You know how it is when you talk to someone with a different dialect from your own. You notice it and enjoy hearing the difference. Sometimes it humors you.
For instance, I worked with a girl from Long Island, New York. Neither of us respected the boss much. No, this wasn’t the media job from the “My Funny Email Subscription” post. It was my job at a university.
This woman would always say, “I hate ha,” instead of I hate her, referring to our boss, and it always made me laugh. She would also talk to her brother on the phone at work, which is when her dialect would come on really thick. Whenever he would say he had to to get off the phone, she would say, “Why you gotta rush? Where you goin’? What are ya a docta now or what?”
I miss listening to her, but now my youngest stepdaughter is dating a guy, Rob, originally from Staten Island, New York.
While his New York dialect isn’t quite as thick as the lady I used to work with, I love when he imitates his mom, which usually starts with an exasperated, “Oh my Gahd Rahb…”
Once on a visit I asked if he liked lentils because I had made some lentil soup. He said, “Oh, yea, my mom makes that.” Then he imitated her, raising his voice and trying to sound like an Italian New York woman, which is hysterical with his natural raspy voice, “Raahhb the len-tahlls are ready!”
English As A Second Language
It is my love of linguistics makes me enjoy hearing different dialects and regional sayings, but another thing that is really fun and funny is when someone with a different first language altogether is learning your language as their second.
For example, I took some art classes in Italy, and while there we met some Italian students. We were lucky because one of the American students, a girl who had lived in Italy until she was 8 years old, knew Italian, and one of the Italian students, a guy, knew English…pretty well. We chuckled, though, because he would pronounce every letter in a word, like the e in tired – so it would be like tie red. Or, pronounce the ch in character like you would in the word cherry.
Of course I’ve done my share of mispronunciations.
My eldest stepdaughter’s husband is Russian, and, of course, I have made him teach me all the bad words in his language, which I have to write in my own phonetics, and I still butcher it. This usually sends my step son-in-law and my stepdaughter into laughter at my attempts at the language. (My stepdaughter has been learning the language since high school and is rather fluent.)
Or, I will read parts out of my D!rty Russian slang book, a gift from my youngest stepdaughter one Christmas. I read extremely slow out of it as they try to guess what I am saying.
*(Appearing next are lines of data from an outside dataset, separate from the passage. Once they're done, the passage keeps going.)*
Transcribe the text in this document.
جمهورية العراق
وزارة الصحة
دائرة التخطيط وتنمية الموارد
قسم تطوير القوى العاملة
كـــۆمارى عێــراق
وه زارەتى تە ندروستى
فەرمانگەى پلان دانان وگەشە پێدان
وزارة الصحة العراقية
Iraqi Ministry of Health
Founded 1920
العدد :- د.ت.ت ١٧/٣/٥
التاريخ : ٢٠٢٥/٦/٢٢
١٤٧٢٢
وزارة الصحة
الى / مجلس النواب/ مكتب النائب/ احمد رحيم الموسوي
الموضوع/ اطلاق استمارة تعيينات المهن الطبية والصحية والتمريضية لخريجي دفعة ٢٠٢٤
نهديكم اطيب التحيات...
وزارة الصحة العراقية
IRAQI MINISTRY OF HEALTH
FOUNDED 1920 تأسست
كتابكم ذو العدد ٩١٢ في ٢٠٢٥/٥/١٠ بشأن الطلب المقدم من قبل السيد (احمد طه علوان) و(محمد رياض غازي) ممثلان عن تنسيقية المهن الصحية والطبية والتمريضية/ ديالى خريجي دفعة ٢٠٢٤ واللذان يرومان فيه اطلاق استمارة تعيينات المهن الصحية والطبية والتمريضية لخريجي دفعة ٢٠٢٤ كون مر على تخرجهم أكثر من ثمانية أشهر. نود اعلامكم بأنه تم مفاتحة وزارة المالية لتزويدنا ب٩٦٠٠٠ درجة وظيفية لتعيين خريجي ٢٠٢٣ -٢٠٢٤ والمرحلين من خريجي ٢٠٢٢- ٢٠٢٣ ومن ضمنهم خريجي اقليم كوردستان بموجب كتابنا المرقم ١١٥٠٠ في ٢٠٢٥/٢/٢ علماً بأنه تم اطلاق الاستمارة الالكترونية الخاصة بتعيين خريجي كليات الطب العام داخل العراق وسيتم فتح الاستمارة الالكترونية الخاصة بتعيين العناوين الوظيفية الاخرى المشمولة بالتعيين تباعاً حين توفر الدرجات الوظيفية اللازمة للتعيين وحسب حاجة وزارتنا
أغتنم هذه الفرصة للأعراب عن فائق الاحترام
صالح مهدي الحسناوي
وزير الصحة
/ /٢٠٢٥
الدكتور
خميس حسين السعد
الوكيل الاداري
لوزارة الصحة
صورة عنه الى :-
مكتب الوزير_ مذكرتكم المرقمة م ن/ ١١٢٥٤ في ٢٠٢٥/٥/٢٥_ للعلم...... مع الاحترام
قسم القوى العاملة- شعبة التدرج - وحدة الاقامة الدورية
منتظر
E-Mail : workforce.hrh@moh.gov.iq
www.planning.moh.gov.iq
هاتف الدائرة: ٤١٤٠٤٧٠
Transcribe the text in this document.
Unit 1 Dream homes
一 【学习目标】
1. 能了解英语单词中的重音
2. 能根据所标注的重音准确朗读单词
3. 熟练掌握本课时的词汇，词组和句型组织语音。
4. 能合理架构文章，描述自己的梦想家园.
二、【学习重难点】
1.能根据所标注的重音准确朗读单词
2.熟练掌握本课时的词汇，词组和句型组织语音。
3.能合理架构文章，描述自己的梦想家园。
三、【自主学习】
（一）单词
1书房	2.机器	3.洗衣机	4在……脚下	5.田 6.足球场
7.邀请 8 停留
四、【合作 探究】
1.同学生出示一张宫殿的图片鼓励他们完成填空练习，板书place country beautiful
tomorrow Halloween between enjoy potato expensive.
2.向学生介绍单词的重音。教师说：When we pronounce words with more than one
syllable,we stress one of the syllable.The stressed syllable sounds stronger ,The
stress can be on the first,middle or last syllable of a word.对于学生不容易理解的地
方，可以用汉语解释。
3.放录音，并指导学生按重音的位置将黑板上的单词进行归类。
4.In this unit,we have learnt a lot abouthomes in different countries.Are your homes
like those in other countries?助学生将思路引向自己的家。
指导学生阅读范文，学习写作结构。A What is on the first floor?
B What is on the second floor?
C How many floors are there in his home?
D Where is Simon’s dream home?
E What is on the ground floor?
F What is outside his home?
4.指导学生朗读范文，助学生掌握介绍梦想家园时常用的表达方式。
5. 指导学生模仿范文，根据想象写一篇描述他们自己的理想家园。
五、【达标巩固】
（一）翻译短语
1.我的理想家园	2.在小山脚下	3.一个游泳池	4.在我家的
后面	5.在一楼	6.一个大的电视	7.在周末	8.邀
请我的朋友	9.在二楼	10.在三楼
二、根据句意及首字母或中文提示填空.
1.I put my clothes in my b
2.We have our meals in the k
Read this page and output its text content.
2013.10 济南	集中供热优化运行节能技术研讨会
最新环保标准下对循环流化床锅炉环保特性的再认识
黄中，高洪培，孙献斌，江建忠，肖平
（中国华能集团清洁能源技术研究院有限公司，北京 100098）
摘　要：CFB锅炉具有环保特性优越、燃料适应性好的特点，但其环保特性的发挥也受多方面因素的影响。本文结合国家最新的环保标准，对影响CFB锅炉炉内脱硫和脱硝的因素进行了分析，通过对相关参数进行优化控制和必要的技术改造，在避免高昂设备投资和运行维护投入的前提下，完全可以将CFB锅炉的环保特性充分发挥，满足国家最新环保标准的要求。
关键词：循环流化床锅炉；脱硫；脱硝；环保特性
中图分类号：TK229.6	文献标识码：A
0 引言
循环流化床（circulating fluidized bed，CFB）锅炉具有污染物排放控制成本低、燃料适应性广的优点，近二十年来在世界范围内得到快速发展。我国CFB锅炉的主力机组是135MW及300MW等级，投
I do so badly that my stepdaughter can’t even begin to understand, so she just rolls her eyes and laughs at me. Her husband, on the other hand, can figure it out. He’ll laugh, correct my mistakes and say, “That’s a gud one.”
One our favorite lines out of the book is: You are nothing but a train-stop whore. I don’t know that I would ever use that, but it is funny nonetheless.
But then there is funny and there is hilarious, and this story about my step son-in-law is classic…
My stepdaughter, who was here for a visit at the time, was talking to her Russian hubby, who had to stay back in Russia this particular trip. They were communicating via Skype.
She asked how his day was, and he said, “My boss is fucking my brains out.”
“Um, no he’s not,” she said.
“Yes, yes, he is fucking my brains out,” and went on to say what particular event happened.
“Um, yea, I think you mean that your boss is fucking with your head.”
And, of course, that is what he meant to say.
After she was finished explaining all this to him, she immediately shared this exchange with us, which we all enjoyed the laughter at his expense.
I shouldn’t laugh too hard, though, because I can’t even speak one word of Russian, except for hello. Meanwhile, with the exception of some slang, my step son-in-law really does pretty darn well with the English language. And, I am not just saying that to fuck your brains out.